Harlem Shuffle by Colson Whitehead
It could happen to anybody: A (mostly) upstanding furniture salesman, striving to make ends meet while operating on the (basically) straight and narrow finds himself the collaborator of schemers whose grand attempt to rob a posh hotel (inevitably) goes haywire. It’s a vintage narrative of underworld temptation wrestling with aboveboard morality, only this time it’s scripted by Colson Whitehead, author of The Nickel Boys and one of the most celebrated novelists of his generation. Setting this cinematic scenario in 1960s Harlem, Whitehead studs the story with site-specific details and supporting characters, from mobsters to pornographers, creating a city symphony layered with both socioeconomic commentary and page-turning entertainment.

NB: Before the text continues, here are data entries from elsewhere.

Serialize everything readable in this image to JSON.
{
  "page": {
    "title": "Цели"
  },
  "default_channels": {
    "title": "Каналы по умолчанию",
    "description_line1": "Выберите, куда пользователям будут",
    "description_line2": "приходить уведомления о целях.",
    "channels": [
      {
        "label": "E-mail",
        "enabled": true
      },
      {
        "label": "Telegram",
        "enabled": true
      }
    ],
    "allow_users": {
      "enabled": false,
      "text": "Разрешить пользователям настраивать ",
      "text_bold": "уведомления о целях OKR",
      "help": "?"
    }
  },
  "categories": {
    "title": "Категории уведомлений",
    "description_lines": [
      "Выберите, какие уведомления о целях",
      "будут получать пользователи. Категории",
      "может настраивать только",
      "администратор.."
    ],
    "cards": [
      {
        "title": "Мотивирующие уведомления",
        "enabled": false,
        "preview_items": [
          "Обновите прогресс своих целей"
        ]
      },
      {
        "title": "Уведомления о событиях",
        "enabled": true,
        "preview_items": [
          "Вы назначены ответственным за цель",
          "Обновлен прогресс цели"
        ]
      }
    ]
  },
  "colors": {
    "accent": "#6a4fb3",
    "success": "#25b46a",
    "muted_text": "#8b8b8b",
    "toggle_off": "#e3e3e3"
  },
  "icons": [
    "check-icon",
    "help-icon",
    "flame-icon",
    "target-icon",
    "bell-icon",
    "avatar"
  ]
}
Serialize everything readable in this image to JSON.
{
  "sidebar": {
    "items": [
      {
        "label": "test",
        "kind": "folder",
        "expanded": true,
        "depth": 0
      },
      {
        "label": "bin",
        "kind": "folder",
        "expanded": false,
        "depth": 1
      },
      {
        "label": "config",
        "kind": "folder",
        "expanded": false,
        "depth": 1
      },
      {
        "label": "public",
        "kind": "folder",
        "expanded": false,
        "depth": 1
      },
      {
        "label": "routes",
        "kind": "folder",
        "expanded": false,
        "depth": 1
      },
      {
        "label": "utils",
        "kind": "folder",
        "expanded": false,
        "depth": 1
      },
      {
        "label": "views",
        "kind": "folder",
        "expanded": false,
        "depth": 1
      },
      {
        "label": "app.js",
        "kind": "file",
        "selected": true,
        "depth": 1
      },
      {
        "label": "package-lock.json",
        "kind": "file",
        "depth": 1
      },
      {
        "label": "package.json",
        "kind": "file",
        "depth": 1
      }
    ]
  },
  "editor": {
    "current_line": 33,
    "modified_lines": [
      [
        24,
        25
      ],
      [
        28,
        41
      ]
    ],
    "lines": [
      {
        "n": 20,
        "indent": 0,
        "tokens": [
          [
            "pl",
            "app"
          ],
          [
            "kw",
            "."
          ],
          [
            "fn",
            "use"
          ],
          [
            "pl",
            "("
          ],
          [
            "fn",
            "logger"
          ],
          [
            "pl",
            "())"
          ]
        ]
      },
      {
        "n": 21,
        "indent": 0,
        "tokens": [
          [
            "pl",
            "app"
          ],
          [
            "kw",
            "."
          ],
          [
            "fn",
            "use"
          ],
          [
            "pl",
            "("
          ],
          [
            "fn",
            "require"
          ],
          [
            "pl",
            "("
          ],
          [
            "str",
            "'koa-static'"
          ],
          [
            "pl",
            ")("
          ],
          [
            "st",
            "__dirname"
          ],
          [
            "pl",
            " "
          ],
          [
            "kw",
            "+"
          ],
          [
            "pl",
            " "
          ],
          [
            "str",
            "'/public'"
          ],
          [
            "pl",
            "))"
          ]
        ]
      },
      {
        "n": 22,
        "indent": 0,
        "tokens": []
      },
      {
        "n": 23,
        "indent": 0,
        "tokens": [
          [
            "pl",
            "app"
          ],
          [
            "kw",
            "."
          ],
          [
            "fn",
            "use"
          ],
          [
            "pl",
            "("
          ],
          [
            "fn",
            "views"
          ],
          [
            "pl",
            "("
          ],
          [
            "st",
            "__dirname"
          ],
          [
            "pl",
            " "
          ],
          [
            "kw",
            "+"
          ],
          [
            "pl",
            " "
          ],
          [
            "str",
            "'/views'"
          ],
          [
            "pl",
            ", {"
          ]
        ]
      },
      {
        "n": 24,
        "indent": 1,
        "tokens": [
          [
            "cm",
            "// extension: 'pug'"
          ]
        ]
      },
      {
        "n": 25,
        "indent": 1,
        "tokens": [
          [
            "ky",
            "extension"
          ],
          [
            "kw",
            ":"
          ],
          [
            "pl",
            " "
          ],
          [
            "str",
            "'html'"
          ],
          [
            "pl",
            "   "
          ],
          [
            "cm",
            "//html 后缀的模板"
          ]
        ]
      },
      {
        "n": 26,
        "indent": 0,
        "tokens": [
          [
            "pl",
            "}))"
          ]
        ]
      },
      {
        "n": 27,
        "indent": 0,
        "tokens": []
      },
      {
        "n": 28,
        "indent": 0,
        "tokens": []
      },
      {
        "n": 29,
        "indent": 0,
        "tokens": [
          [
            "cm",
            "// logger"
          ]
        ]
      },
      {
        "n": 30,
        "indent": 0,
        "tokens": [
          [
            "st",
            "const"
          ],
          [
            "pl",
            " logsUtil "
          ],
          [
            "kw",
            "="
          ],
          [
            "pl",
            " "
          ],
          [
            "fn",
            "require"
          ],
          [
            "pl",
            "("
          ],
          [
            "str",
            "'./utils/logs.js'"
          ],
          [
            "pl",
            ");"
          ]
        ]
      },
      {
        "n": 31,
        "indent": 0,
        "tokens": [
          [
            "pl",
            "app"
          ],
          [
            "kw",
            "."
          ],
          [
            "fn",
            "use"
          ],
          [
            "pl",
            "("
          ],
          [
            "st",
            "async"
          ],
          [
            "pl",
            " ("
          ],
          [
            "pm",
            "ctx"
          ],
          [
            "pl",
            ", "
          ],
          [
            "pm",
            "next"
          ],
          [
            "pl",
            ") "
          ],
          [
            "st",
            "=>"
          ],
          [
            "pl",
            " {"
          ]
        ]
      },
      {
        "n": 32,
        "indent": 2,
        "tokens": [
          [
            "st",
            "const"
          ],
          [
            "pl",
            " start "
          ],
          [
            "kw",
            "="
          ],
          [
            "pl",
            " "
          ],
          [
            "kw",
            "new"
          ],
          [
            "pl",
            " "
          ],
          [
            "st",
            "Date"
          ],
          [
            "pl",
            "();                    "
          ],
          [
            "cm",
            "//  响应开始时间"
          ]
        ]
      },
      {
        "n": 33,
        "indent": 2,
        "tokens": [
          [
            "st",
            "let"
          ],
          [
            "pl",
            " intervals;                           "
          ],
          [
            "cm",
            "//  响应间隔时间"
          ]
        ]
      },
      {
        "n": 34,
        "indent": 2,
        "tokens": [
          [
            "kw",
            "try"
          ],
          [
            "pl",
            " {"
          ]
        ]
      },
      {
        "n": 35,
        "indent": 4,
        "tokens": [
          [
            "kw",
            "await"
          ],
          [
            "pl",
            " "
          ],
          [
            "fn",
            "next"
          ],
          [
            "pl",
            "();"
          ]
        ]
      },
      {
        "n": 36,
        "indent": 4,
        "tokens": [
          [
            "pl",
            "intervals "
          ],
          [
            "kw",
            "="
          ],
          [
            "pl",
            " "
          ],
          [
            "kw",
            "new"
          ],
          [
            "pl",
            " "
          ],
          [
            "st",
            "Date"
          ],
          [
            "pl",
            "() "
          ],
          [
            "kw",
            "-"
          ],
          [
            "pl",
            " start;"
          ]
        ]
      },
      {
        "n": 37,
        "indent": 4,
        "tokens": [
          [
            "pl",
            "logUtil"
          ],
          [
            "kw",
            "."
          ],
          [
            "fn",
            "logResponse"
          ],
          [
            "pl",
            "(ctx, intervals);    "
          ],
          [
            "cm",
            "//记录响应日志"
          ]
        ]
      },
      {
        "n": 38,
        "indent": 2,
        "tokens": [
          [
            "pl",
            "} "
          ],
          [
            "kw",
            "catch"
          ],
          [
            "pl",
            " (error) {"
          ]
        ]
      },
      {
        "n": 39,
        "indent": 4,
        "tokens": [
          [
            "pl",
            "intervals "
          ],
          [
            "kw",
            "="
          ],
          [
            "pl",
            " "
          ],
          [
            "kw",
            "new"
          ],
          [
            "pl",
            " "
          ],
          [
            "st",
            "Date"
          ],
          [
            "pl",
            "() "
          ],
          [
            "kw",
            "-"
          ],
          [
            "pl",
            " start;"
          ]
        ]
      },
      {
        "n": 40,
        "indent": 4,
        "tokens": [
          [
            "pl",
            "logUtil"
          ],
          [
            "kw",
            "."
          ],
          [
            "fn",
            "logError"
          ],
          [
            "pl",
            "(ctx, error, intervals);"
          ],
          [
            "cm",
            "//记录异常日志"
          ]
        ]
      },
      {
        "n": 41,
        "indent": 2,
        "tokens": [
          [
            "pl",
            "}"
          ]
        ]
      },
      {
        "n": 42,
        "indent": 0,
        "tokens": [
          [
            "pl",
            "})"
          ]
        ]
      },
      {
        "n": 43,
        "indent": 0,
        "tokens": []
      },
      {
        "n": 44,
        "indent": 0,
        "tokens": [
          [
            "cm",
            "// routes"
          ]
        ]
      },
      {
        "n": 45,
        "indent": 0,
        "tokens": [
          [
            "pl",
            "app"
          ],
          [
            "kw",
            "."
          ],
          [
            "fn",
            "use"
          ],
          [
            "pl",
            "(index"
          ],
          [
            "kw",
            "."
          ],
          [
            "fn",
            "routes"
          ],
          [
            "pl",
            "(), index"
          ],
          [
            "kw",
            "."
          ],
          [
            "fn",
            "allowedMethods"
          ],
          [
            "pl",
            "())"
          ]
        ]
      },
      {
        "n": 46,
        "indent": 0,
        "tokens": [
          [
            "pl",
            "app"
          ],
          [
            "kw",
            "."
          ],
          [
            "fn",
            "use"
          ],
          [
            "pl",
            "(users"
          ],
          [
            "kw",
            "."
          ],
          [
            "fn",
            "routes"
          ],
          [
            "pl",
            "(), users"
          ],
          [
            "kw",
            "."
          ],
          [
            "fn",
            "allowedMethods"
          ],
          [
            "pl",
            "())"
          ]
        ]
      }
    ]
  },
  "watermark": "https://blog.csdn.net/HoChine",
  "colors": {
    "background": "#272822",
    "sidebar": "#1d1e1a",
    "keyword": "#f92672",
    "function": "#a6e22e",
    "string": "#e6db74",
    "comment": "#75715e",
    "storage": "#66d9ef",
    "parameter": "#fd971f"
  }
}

Beautiful World, Where Are You? By Sally Rooney
The insights are bountiful in this virtually plotless and interior third novel from Ireland’s Sally Rooney (Conversations With Friends, Normal People), who at just 30 has accrued a lifetime’s knowledge of human behavior. Beautiful World, Where Are You? follows best friends Alice and Eileen. The former is a critically acclaimed novelist who meets a humble warehouse worker through a dating app and takes the relationship to deeper places than it probably deserves; the latter works at a literary magazine in London who rekindles a flirtation with a childhood acquaintance. Rather than being another solipsistic writers-writing-about-writers scenario, Rooney’s work ends up sharing smart and self-effacing revelations on numerous timely topics.
NONFICTION
Cuba: An American History by Dr. Ada Ferrer
The largest island in the Caribbean has been much in the news lately, and this expansive and extensive history of the nation, and its complicated relationship to ours, arrives at an opportune moment in the zeitgeist. One of the world’s leading experts on Cuba, Spain and the United States, Ferrer explores Cuba dating to before the arrival of Christopher Columbus, but focuses most of her scrutiny on the post-1961 era, and the impact of the United States’ severance of diplomatic ties with the socialist nation. Even more recently, Ferrer lends her astute reporting and analysis on Barack Obama’s controversial opening of the thaw, Donald Trump’s more hardline approach, and the potential future of relations under the Biden Administration.